A blog formerly known as Bookishness / By Charles Matthews

"Dazzled by so many and such marvelous inventions, the people of Macondo ... became indignant over the living images that the prosperous merchant Bruno Crespi projected in the theater with the lion-head ticket windows, for a character who had died and was buried in one film and for whose misfortune tears had been shed would reappear alive and transformed into an Arab in the next one. The audience, who had paid two cents apiece to share the difficulties of the actors, would not tolerate that outlandish fraud and they broke up the seats. The mayor, at the urging of Bruno Crespi, explained in a proclamation that the cinema was a machine of illusions that did not merit the emotional outbursts of the audience. With that discouraging explanation many ... decided not to return to the movies, considering that they already had too many troubles of their own to weep over the acted-out misfortunes of imaginary beings."
--Gabriel García Márquez, One Hundred Years of Solitude

Monday, February 17, 2020

Panique (Julien Duvivier, 1946)

Michel Simon in Panique
Cast: Michel Simon, Viviane Romance, Max Dalban, Émile Drain, Guy Favières, Louis Florencie, Charles Dorat, Lucas Gridoux. Screenplay: Charles Spaak, Julien Duvivier, based on a novel by Georges Simenon. Cinematography: Nicolas Hayer. Production design: Serge Piménoff. Film editing: Marthe Poncin. Music: Jean Wiener.
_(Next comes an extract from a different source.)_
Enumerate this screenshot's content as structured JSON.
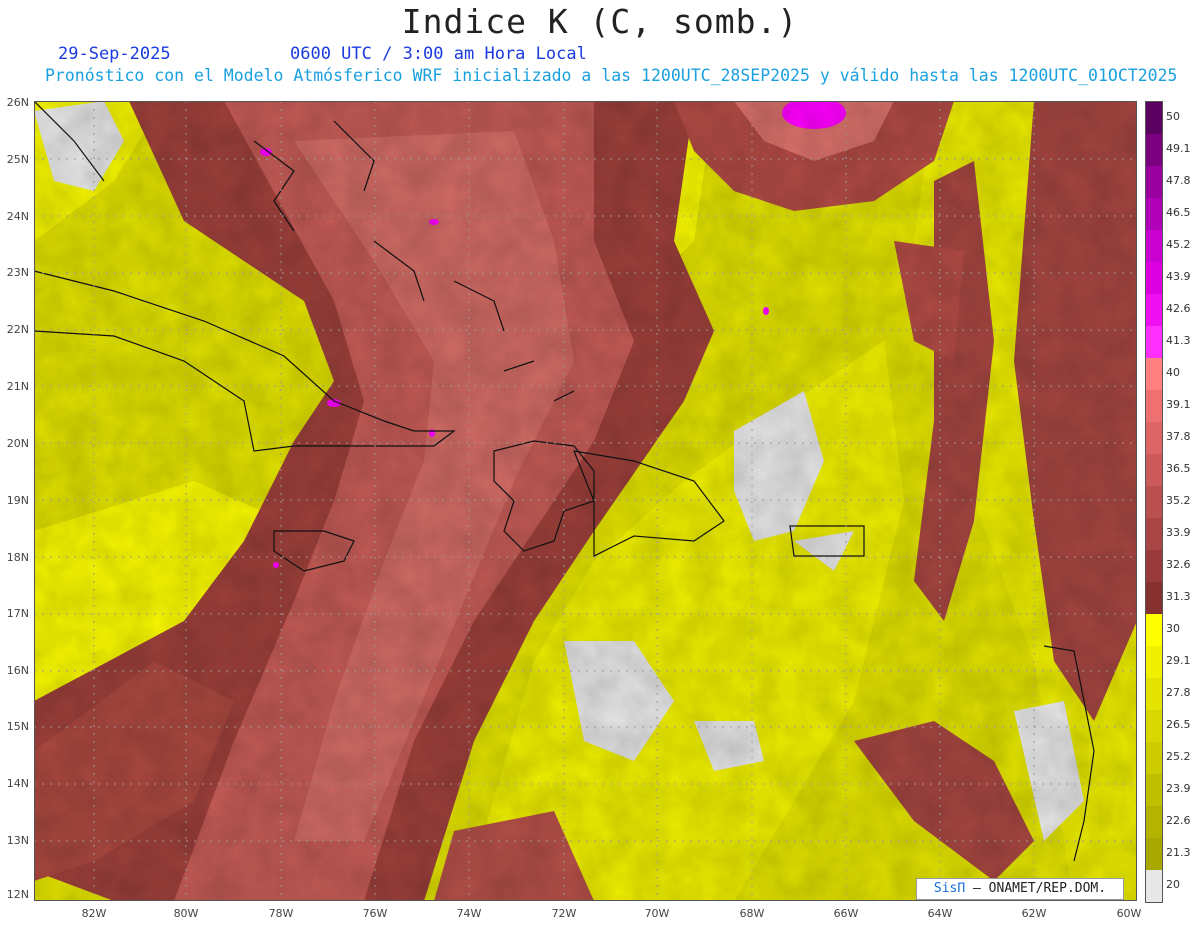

Panique is widely interpreted as a post-war French reaction to collaborators in the German occupation, a study of how mob violence can germinate. But it holds its own today as a noirish tale of crime and punishment gone wrong. Michel Simon plays a solitary misanthrope, a far cry from his more devil-may-care raffish slobs in Jean Vigo's L'Atalante (1934) and Jean Renoir's Boudu Saved From Drowning (1932). His M. Hire keeps to himself in the busybody-filled neighborhood where he lives, which only generates suspicion when an elderly woman is murdered. The real murderer and his girlfriend fan the flames of suspicion by planting evidence against M. Hire, with tragic results for the innocent man. The film has a sour, pessimistic tone to it that may reflect Duvivier's attitude on returning to France after his wartime exile in Hollywood.